Actually, the Gluten Free Very Berry ANGEL CAKE ROLL is even easier than a Pumpkin Roll because the cake part for the Gluten Free Very Berry ANGEL CAKE ROLL is made with almond flour and therefore more pliable, which makes it easier to roll.
The filling is delicious! It’s made with cream cheese and heavy whipping cream. The cream cheese makes the filling rich and the cream makes it creamy and silky. The consistency of the filling is much thiner than the filling for a Pumpkin Roll, therefore easier to spread.
You would think that it’s pretty difficult to roll the Gluten Free Very Berry ANGEL CAKE ROLL with all the berries inside…
No, not at all.
The only difficult part is transferring it onto a plate.
I helped myself by inserting the plate under the end of the cake, right before I was almost finished rolling. This way the seam was on the bottom, under the weight of the cake which ensured a tight seal.
You can treat this Gluten Free Very Berry ANGEL CAKE ROLL like a Pumpkin Roll and once it’s rolled, just leave it at that.
But, why not smother it with the creamy filling all over the top of the roll and then decorate it with berries…
It looks good and it tastes even better!
I mean, seriously!
How can you say NO that? Even if you don’t know how it tastes like….
Oh, one more thing!
This Gluten Free Very Berry ANGEL CAKE ROLL is ALMOST good for you since it’s made with almond flour!
As Always, Eat Well, Spend Wisely!
- 12 egg whites
- 3/4 cup white granulated sugar
- 1 cup almond flour, sifted
- 1 tsp baking powder
- 1 package (8oz) cream cheese, softened
- 3/4 cup confectioners sugar
- 1 cup heavy whipping cream
- 1 tsp vanilla
- 1 cup diced strawberries
- 1 cup blueberries
- 1 cup raspberries
- Preheat oven to 350 F.
- Spray and line a 15x10 shallow baking pan with parchment paper.

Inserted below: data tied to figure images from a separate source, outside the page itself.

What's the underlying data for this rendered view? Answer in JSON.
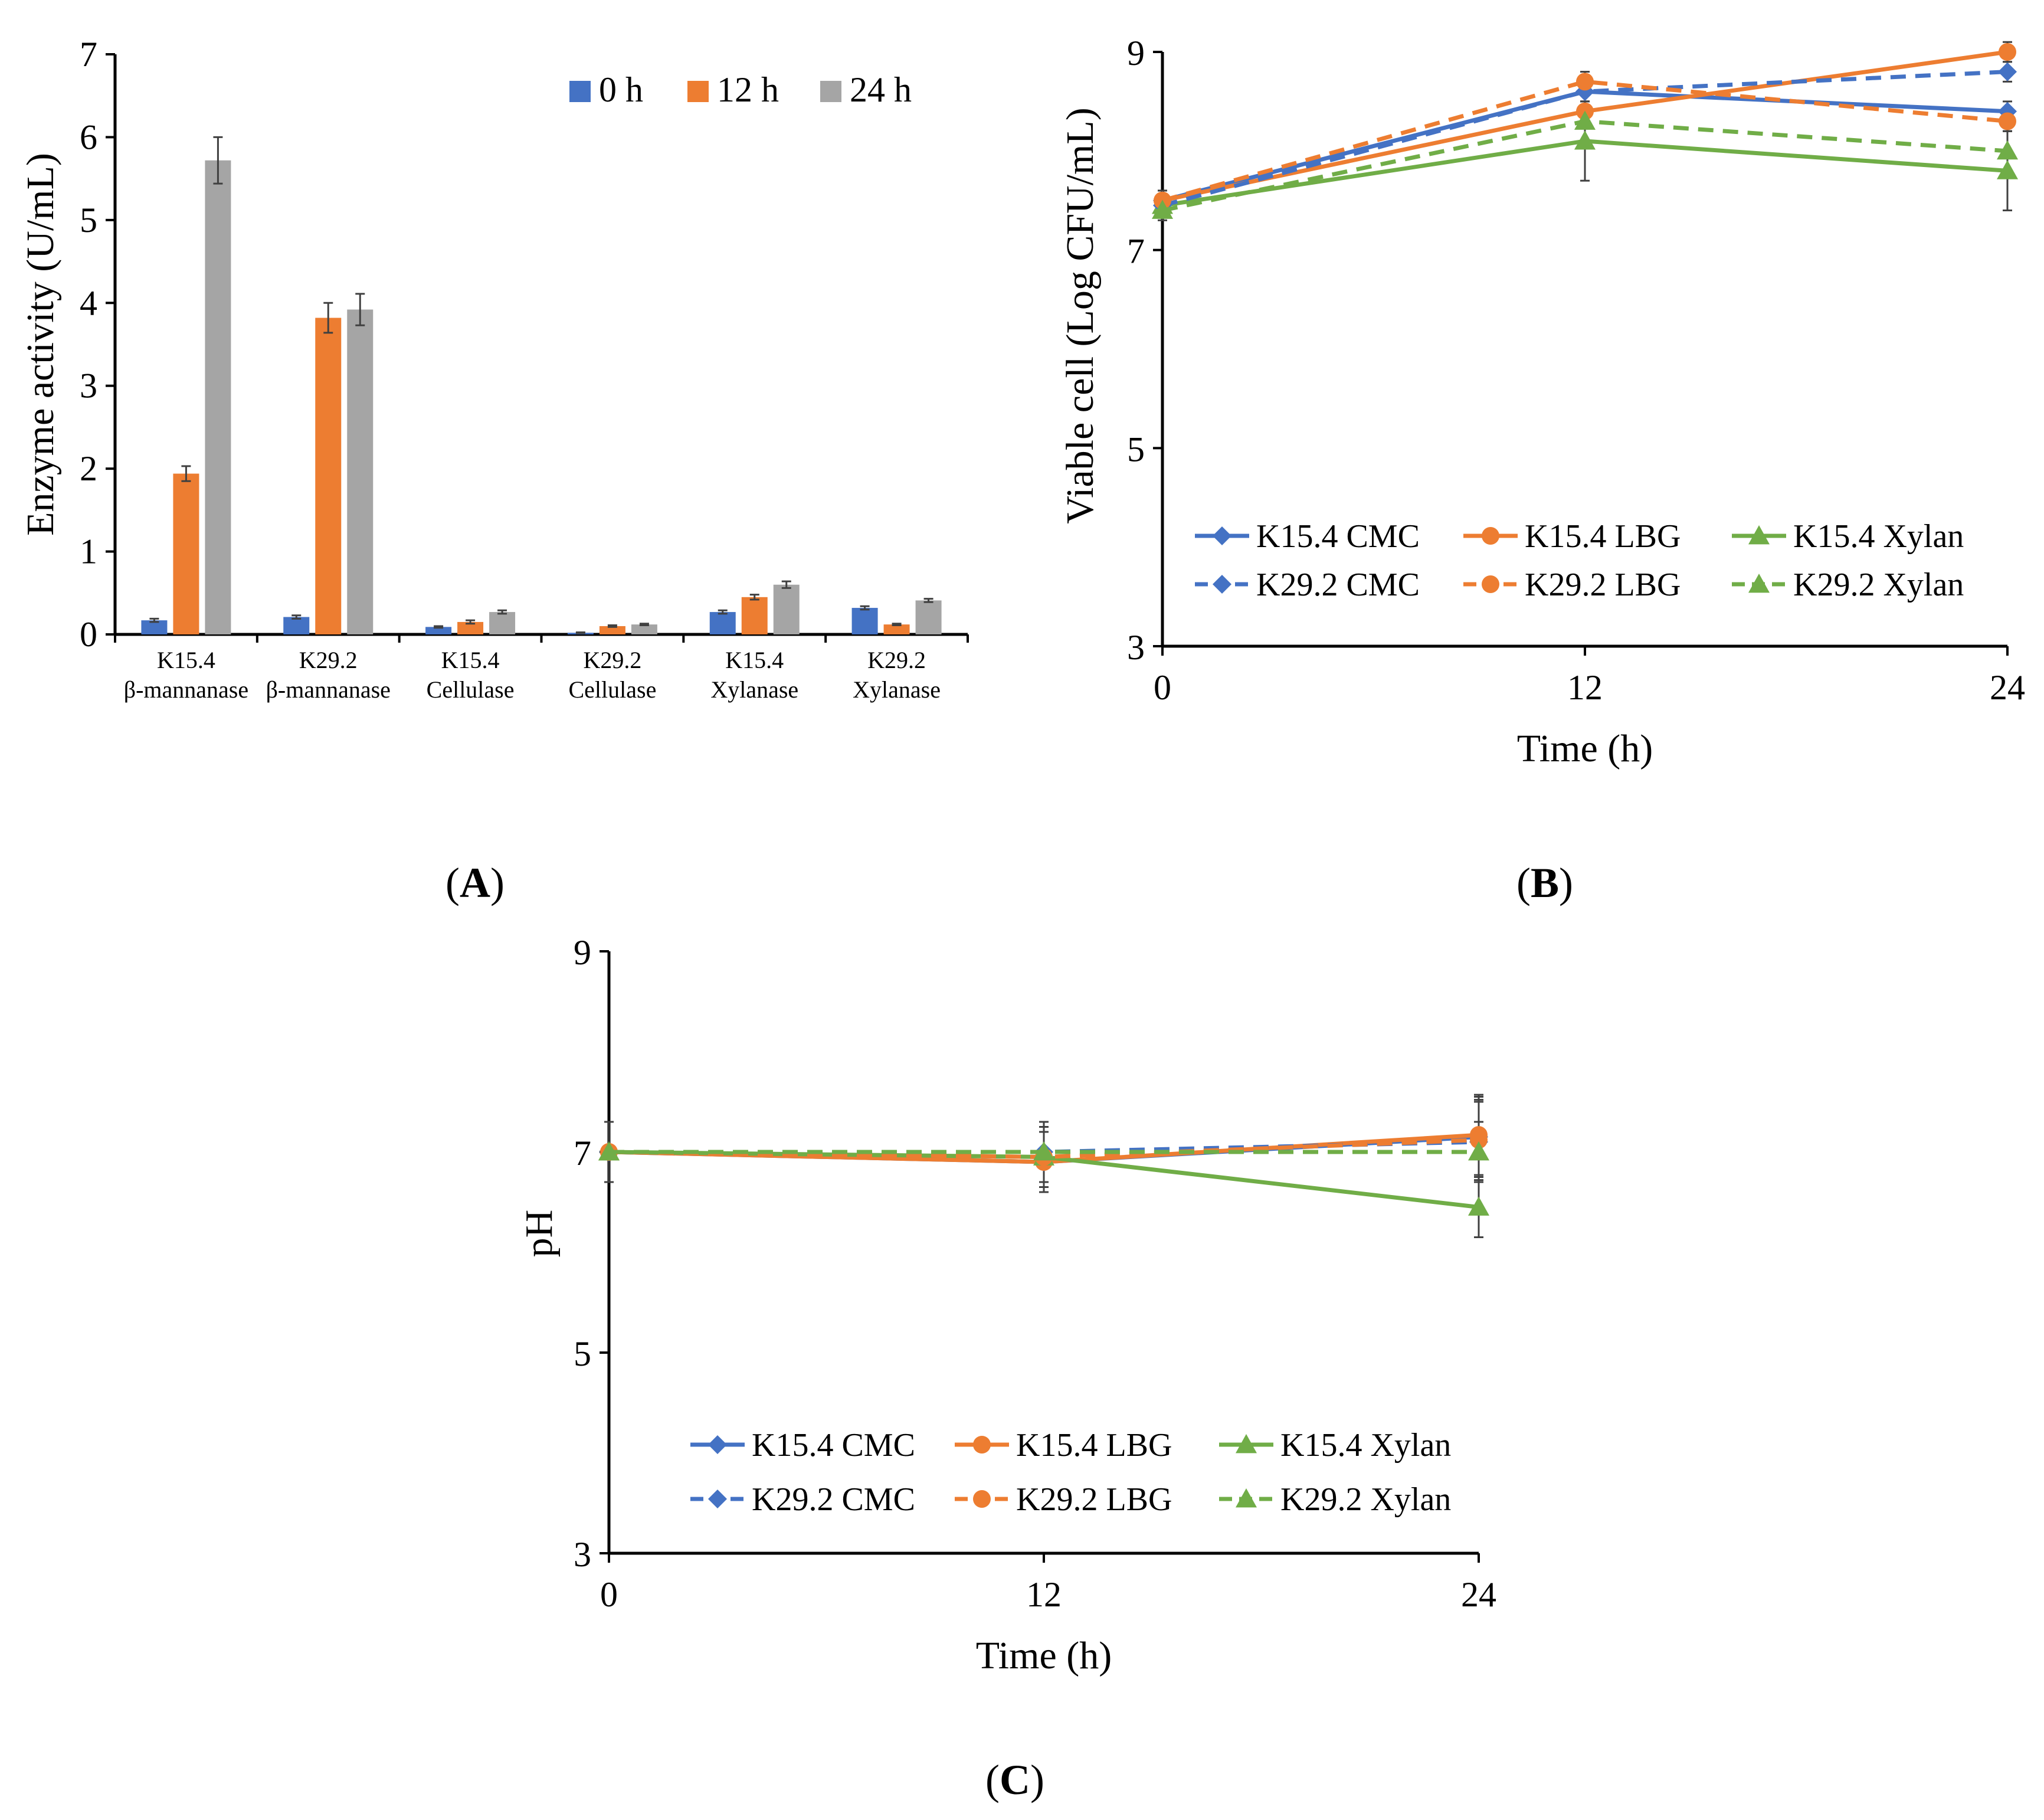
{
  "colors": {
    "blue": "#4472C4",
    "orange": "#ED7D31",
    "gray": "#A5A5A5",
    "green": "#70AD47"
  },
  "panel_labels": {
    "a": {
      "open": "(",
      "letter": "A",
      "close": ")"
    },
    "b": {
      "open": "(",
      "letter": "B",
      "close": ")"
    },
    "c": {
      "open": "(",
      "letter": "C",
      "close": ")"
    }
  },
  "chart_data": [
    {
      "id": "A",
      "type": "bar",
      "title": "",
      "xlabel": "",
      "ylabel": "Enzyme activity (U/mL)",
      "ylim": [
        0,
        7
      ],
      "yticks": [
        "0",
        "1",
        "2",
        "3",
        "4",
        "5",
        "6",
        "7"
      ],
      "legend_position": "top-right",
      "categories": [
        [
          "K15.4",
          "β-mannanase"
        ],
        [
          "K29.2",
          "β-mannanase"
        ],
        [
          "K15.4",
          "Cellulase"
        ],
        [
          "K29.2",
          "Cellulase"
        ],
        [
          "K15.4",
          "Xylanase"
        ],
        [
          "K29.2",
          "Xylanase"
        ]
      ],
      "series": [
        {
          "name": "0 h",
          "color": "#4472C4",
          "values": [
            0.17,
            0.21,
            0.09,
            0.02,
            0.27,
            0.32
          ],
          "errors": [
            0.02,
            0.02,
            0.01,
            0.005,
            0.02,
            0.02
          ]
        },
        {
          "name": "12 h",
          "color": "#ED7D31",
          "values": [
            1.94,
            3.82,
            0.15,
            0.1,
            0.45,
            0.12
          ],
          "errors": [
            0.09,
            0.18,
            0.02,
            0.01,
            0.03,
            0.01
          ]
        },
        {
          "name": "24 h",
          "color": "#A5A5A5",
          "values": [
            5.72,
            3.92,
            0.27,
            0.12,
            0.6,
            0.41
          ],
          "errors": [
            0.28,
            0.19,
            0.02,
            0.01,
            0.04,
            0.02
          ]
        }
      ]
    },
    {
      "id": "B",
      "type": "line",
      "title": "",
      "xlabel": "Time (h)",
      "ylabel": "Viable cell (Log CFU/mL)",
      "x": [
        0,
        12,
        24
      ],
      "xticks": [
        "0",
        "12",
        "24"
      ],
      "ylim": [
        3,
        9
      ],
      "yticks": [
        "3",
        "5",
        "7",
        "9"
      ],
      "legend_position": "bottom-center",
      "series": [
        {
          "name": "K15.4 CMC",
          "color": "#4472C4",
          "marker": "diamond",
          "dash": false,
          "values": [
            7.5,
            8.6,
            8.4
          ],
          "errors": [
            0.1,
            0.1,
            0.1
          ]
        },
        {
          "name": "K15.4 LBG",
          "color": "#ED7D31",
          "marker": "circle",
          "dash": false,
          "values": [
            7.5,
            8.4,
            9.0
          ],
          "errors": [
            0.1,
            0.1,
            0.1
          ]
        },
        {
          "name": "K15.4 Xylan",
          "color": "#70AD47",
          "marker": "triangle",
          "dash": false,
          "values": [
            7.45,
            8.1,
            7.8
          ],
          "errors": [
            0.1,
            0.4,
            0.4
          ]
        },
        {
          "name": "K29.2 CMC",
          "color": "#4472C4",
          "marker": "diamond",
          "dash": true,
          "values": [
            7.45,
            8.6,
            8.8
          ],
          "errors": [
            0.1,
            0.1,
            0.1
          ]
        },
        {
          "name": "K29.2 LBG",
          "color": "#ED7D31",
          "marker": "circle",
          "dash": true,
          "values": [
            7.5,
            8.7,
            8.3
          ],
          "errors": [
            0.1,
            0.1,
            0.1
          ]
        },
        {
          "name": "K29.2 Xylan",
          "color": "#70AD47",
          "marker": "triangle",
          "dash": true,
          "values": [
            7.4,
            8.3,
            8.0
          ],
          "errors": [
            0.1,
            0.2,
            0.2
          ]
        }
      ]
    },
    {
      "id": "C",
      "type": "line",
      "title": "",
      "xlabel": "Time (h)",
      "ylabel": "pH",
      "x": [
        0,
        12,
        24
      ],
      "xticks": [
        "0",
        "12",
        "24"
      ],
      "ylim": [
        3,
        9
      ],
      "yticks": [
        "3",
        "5",
        "7",
        "9"
      ],
      "legend_position": "bottom-center",
      "series": [
        {
          "name": "K15.4 CMC",
          "color": "#4472C4",
          "marker": "diamond",
          "dash": false,
          "values": [
            7.0,
            6.9,
            7.15
          ],
          "errors": [
            0.3,
            0.3,
            0.4
          ]
        },
        {
          "name": "K15.4 LBG",
          "color": "#ED7D31",
          "marker": "circle",
          "dash": false,
          "values": [
            7.0,
            6.9,
            7.17
          ],
          "errors": [
            0.3,
            0.3,
            0.4
          ]
        },
        {
          "name": "K15.4 Xylan",
          "color": "#70AD47",
          "marker": "triangle",
          "dash": false,
          "values": [
            7.0,
            6.95,
            6.45
          ],
          "errors": [
            0.3,
            0.3,
            0.3
          ]
        },
        {
          "name": "K29.2 CMC",
          "color": "#4472C4",
          "marker": "diamond",
          "dash": true,
          "values": [
            7.0,
            7.0,
            7.1
          ],
          "errors": [
            0.3,
            0.3,
            0.4
          ]
        },
        {
          "name": "K29.2 LBG",
          "color": "#ED7D31",
          "marker": "circle",
          "dash": true,
          "values": [
            7.0,
            6.95,
            7.12
          ],
          "errors": [
            0.3,
            0.3,
            0.4
          ]
        },
        {
          "name": "K29.2 Xylan",
          "color": "#70AD47",
          "marker": "triangle",
          "dash": true,
          "values": [
            7.0,
            7.0,
            7.0
          ],
          "errors": [
            0.3,
            0.3,
            0.3
          ]
        }
      ]
    }
  ]
}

- Whip egg whites in a mixer until soft peaks form.
- Add sugar.
- Gently fold sifted almond flour mixed with baking powder.
- Transfer mixture onto a prepared baking sheet, spread and smooth.
- Bake for 15 minutes at 350F.
- Take out of oven and cool of for 5 minutes.
- While the cake is cooling, spread a kitchen towel on the counter and sift a layer of powdered sugar over it (about 1/4 cup).
- Flip the cake over onto the sugared towel.
- Peel off parchment paper.
- Place short edge of towel over edge of cake and roll it up (with the towel).
- Place rolled cake/towel in the fridge.
- While cake is cooling, mix filling ingredients together until smooth, starting with cream cheese, then add sugar, then mix in heavy whipping cream and vanilla.
- Gently unroll toweled cake.
- Spread 3/4 of the filling over cake, top it with berries (reserving some for the outside) and roll it back up, this time without the towel.
- Gently transfer cake onto an elongated plate.